Moir remained with Churchill until he sailed back to England in March 1932. During her less-than-three months of employment she accompanied him on his resumed lecture tour, typed his voluminous correspondence and memoranda, as well as a series of articles that he wrote about his journeys for the Daily Mail which would earn him £8,000.

She also must have written down quite a few notes for her own use because nine years later, in 1941, Phyllis Moir published a memoir in the U.S. entitled, I Was Winston Churchill’s Private Secretary.

The book is a keenly-observed and fiercely admiring portrait. “My association with Mr. Churchill convinced me that the quality most responsible for the man’s prodigious achievements is his unflagging zest for creative work,” Moir wrote. “He seemed to cast a spell on you that quite reconciles you to his exacting demands on your endurance… I somehow felt that this man had a direct hand in shaping the world’s affairs and that, in a very small way, I was being taken behind the scenes and allowed to share his work.

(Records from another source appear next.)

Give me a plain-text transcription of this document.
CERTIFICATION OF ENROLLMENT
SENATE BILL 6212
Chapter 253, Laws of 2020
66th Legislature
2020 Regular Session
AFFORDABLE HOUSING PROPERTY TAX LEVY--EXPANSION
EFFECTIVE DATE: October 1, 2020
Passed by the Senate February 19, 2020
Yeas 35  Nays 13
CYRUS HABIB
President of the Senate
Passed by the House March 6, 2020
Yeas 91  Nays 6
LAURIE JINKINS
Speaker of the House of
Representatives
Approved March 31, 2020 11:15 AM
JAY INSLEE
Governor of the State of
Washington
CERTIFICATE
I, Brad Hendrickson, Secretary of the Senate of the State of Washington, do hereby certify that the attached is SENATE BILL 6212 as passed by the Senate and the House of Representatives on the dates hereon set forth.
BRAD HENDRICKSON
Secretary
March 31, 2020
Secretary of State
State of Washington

It was exciting and, I must confess, satisfying to the ego.”

Moir detailed Churchill’s methods and manner of working and relaxing, including his preferences in spirits and cigars. She ultimately must have visited him at Chartwell because she writes astutely about his habits there, including the fact that he prepared the dressing for his salads with his own hands in an elaborate ritual that she lingeringly described.

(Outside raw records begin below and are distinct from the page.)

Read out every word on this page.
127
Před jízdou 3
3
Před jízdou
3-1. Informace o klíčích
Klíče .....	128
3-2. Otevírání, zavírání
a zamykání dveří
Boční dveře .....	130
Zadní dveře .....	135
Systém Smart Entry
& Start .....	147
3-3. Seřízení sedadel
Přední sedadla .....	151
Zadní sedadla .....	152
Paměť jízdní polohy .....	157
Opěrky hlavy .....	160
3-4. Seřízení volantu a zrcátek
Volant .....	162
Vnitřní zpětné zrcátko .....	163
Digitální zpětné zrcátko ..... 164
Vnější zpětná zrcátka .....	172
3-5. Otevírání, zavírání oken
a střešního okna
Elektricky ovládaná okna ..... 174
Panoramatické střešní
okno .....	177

Moir clearly wrote I Was Winston Churchill’s Private Secretary to help promote her old boss as Britain’s new Prime Minister to a still dubious and largely isolationist United States of America. Certainly she succeeded admirably in humanizing him.

Nevertheless, the Churchill family was apparently not pleased with I Was Winston Churchill’s Private Secretary. Moir’s breaching of Churchill’s dictum, “not to write” seems to have come at some cost to her relationship with the family. Her use of a letter of recommendation Churchill had written for her as the frontispiece to her book implied a blessing that Winston Churchill did not actually bestow.

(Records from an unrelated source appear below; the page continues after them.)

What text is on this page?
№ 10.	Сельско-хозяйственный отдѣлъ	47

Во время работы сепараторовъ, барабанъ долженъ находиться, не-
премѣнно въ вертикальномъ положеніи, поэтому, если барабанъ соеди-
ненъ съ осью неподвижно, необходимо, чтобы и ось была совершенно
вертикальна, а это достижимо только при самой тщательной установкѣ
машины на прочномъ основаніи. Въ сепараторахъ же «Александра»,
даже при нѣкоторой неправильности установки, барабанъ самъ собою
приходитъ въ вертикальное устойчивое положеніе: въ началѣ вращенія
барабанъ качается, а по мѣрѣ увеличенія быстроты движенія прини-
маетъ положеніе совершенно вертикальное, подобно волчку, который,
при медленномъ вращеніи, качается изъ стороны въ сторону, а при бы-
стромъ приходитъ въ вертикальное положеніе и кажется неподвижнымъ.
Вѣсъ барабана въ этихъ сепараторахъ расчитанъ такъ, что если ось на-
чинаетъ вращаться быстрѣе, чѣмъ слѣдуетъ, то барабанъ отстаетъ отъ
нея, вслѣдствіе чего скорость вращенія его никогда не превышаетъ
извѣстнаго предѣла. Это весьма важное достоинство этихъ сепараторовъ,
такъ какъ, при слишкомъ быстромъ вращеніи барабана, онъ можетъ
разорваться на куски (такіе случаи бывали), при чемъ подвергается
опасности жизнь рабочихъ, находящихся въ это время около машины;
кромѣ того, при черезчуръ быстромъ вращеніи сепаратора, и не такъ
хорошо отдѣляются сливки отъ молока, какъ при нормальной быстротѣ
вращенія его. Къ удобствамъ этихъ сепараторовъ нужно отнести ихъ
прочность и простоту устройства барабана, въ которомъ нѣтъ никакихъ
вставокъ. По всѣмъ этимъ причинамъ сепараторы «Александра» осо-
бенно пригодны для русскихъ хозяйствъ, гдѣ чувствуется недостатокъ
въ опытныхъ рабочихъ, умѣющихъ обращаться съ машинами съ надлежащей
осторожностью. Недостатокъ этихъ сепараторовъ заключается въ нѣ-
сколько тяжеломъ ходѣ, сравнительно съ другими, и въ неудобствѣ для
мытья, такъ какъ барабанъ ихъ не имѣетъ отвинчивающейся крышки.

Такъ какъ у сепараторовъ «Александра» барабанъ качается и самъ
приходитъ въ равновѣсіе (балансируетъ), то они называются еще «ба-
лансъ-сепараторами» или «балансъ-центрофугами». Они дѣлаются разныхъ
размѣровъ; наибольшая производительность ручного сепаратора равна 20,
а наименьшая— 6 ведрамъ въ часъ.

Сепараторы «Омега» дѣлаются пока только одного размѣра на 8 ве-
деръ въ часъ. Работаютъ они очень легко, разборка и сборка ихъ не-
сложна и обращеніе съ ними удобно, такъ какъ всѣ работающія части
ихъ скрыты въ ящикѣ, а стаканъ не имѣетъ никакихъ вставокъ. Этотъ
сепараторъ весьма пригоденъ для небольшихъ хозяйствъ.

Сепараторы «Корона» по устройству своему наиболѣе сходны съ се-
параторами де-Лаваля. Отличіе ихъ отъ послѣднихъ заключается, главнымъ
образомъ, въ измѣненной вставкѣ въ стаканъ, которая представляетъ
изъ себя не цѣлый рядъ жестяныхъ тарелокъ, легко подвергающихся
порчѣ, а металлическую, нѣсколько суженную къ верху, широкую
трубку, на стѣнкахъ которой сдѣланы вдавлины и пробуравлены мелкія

Yet, when Churchill’s bodyguard, Inspector W.H. Thompson, published his first Churchill memoir, Guard from the Yard in 1938 (he would write two more), Winston Churchill provided an expansive Foreword. “I think he is quite justified in putting down his impressions and recollections of our travels in different countries,” wrote Churchill. Why the double standard? Who can say.

We say to you: Vaccinated good health. Our wish. As ever.